These stats merely tell ggplot2::ggplot() which factor of an ordination to pull data from for a plot layer. They are invoked internally by the various geom_*_*() layers.

stat_rows(
  mapping = NULL,
  data = data,
  geom = "point",
  position = "identity",
  subset = NULL,
  elements = "all",
  ...,
  show.legend = NA,
  inherit.aes = TRUE
)

stat_cols(
  mapping = NULL,
  data = data,
  geom = "axis",
  position = "identity",
  subset = NULL,
  elements = "all",
  ...,
  show.legend = NA,
  inherit.aes = TRUE
)

Arguments

mapping

Set of aesthetic mappings created by aes(). If specified and inherit.aes = TRUE (the default), it is combined with the default mapping at the top level of the plot. You must supply mapping if there is no plot mapping.

data

The data to be displayed in this layer. There are three options:

If NULL, the default, the data is inherited from the plot data as specified in the call to ggplot().

A data.frame, or other object, will override the plot data. All objects will be fortified to produce a data frame. See fortify() for which variables will be created.

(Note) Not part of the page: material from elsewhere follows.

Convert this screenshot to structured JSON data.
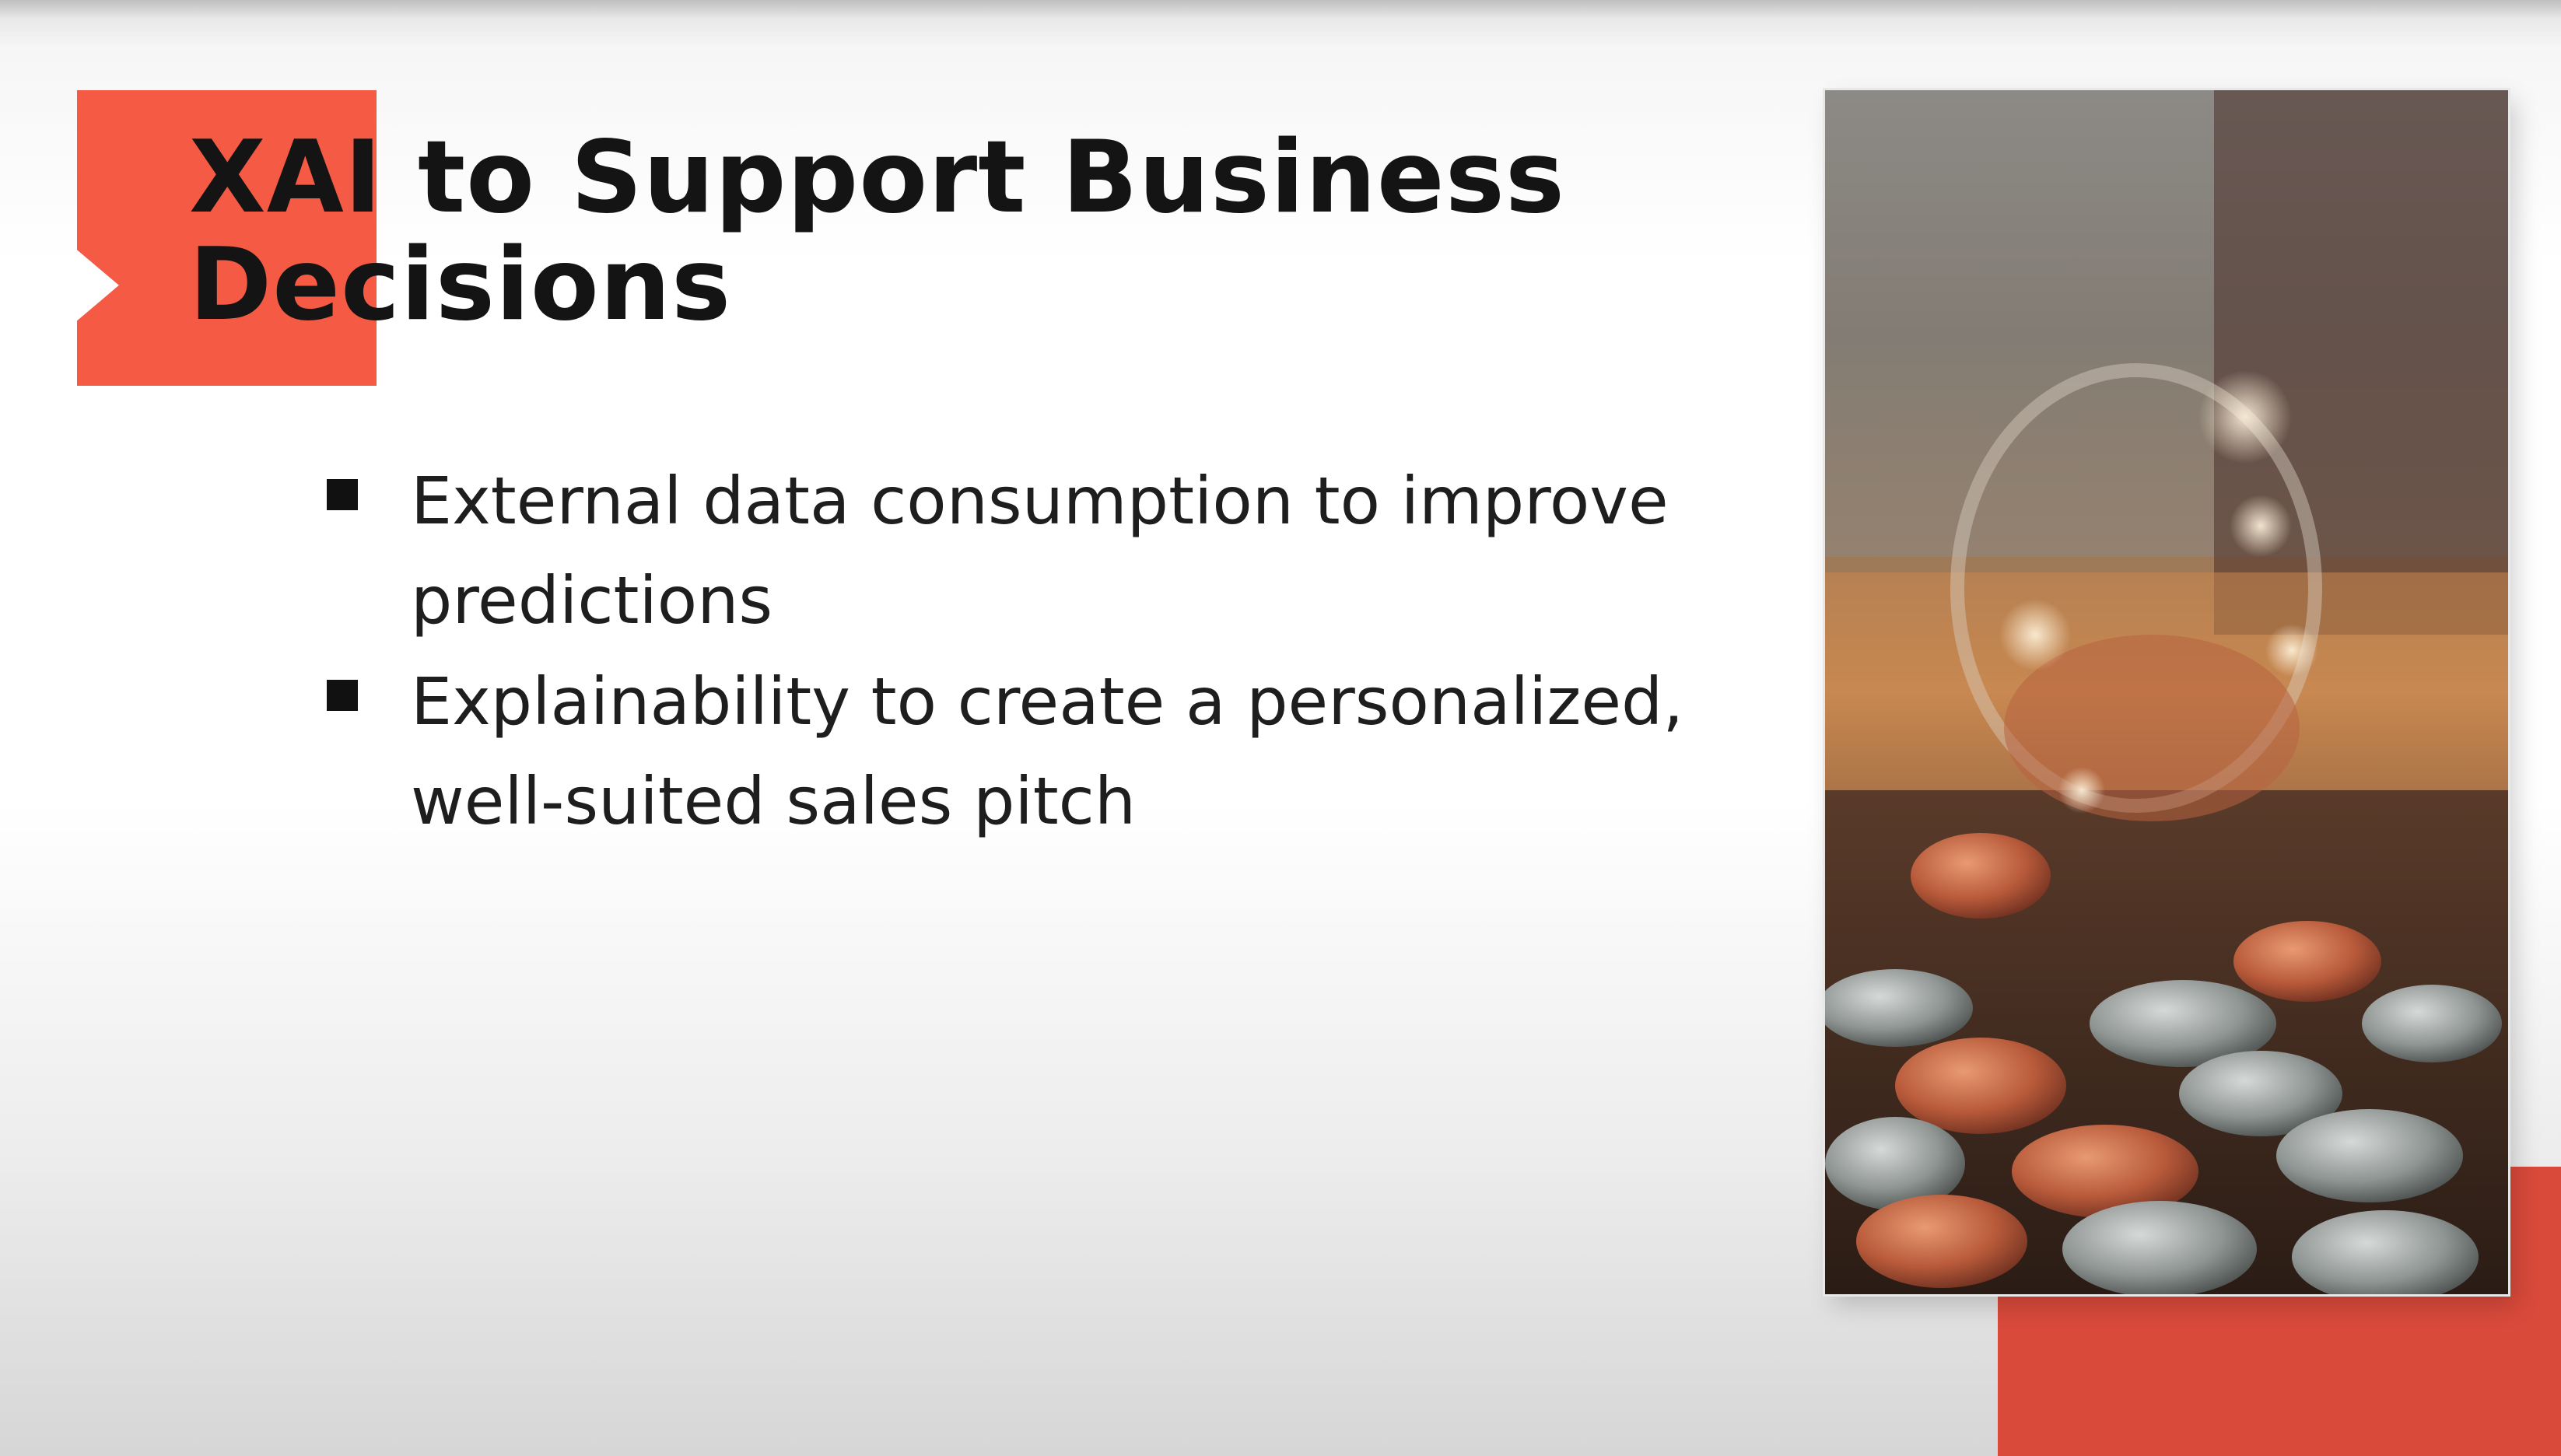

A function will be called with a single argument, the plot data. The return value must be a data.frame, and will be used as the layer data. A function can be created from a formula (e.g. ~ head(.x, 10)).

geom

The geometric object to use to display the data, either as a ggproto Geom subclass or as a string naming the geom stripped of the geom_ prefix (e.g. "point" rather than "geom_point")

position

Position adjustment, either as a string naming the adjustment (e.g. "jitter" to use position_jitter), or the result of a call to a position adjustment function. Use the latter if you need to change the settings of the adjustment.

subset

An integer, logical, or character vector indicating a subset of rows or columns for which to render graphical elements. NB: Internally, the subset will be taken from the rows of the fortified 'tbl_ord' comprising rows from only one of the matrix factors. It is still possible to pass a formula to the data parameter, but it will act on the fortified data before it has been restricted to one matrix factor.

elements

Character vector; which elements of each factor for which to render graphical elements. One of "all" (the default), "active", or any supplementary element type defined by the specific class methods (e.g. "score" for 'factanal', 'lda_ord', and 'cancord_ord' and "intraset" and "interset" for 'cancor_ord').

...

Additional arguments passed to ggplot2::layer().

show.legend

logical. Should this layer be included in the legends? NA, the default, includes if any aesthetics are mapped. FALSE never includes, and TRUE always includes. It can also be a named logical vector to finely select the aesthetics to display.

inherit.aes

If FALSE, overrides the default aesthetics, rather than combining with them. This is most useful for helper functions that define both data and aesthetics and shouldn't inherit behaviour from the default plot specification, e.g. borders().

Value

A ggproto layer.

Biplot layers

ggbiplot() uses ggplot2::fortify() internally to produce a single data frame with a .matrix column distinguishing the subjects ("rows") and variables ("cols"). The stat layers stat_rows() and stat_cols() simply filter the data frame to one of these two.

The geom layers geom_rows_*() and geom_cols_*() call the corresponding stat in order to render plot elements for the corresponding factor matrix. geom_dims_*() selects a default matrix based on common practice, e.g. points for rows and arrows for columns.

See also

Other biplot layers: biplot-geoms, biplot-stats

Examples

# FA of Swiss social data
swiss_fa <-
  ordinate(swiss, model = factanal, factors = 2L, scores = "regression")
# active and supplementary elements
get_rows(swiss_fa, elements = "active")
#>                      Factor1     Factor2
#> Fertility        -0.65238512  0.39335226
#> Agriculture      -0.63054439  0.33275063
#> Examination       0.68498141 -0.51036433
#> Education         0.99700850 -0.03128268
#> Catholic         -0.12417831  0.96118093
#> Infant.Mortality -0.09466294  0.17483734
head(get_rows(swiss_fa, elements = "score"))
#>                  Factor1    Factor2
#> Courtelary    0.07912746 -0.6344915
#> Delemont     -0.17926953  1.0783941
#> Franches-Mnt -0.58784929  1.2004233
#> Moutier      -0.42433417 -0.1583409
#> Neuveville    0.38211185 -0.6682790
#> Porrentruy   -0.37286722  1.0884740

# biplot using element filters and selection
# (note that filter precedes selection)
ggbiplot(swiss_fa) +
  geom_rows_point(elements = "score") +
  geom_rows_text(aes(label = name), elements = "score", subset = c(1, 4, 18)) +
  scale_alpha_manual(values = c(0, 1), guide = "none") +
  geom_cols_vector() +
  geom_cols_text_radiate(aes(label = name))
#> `subset` will be applied after data are restricted to score elements.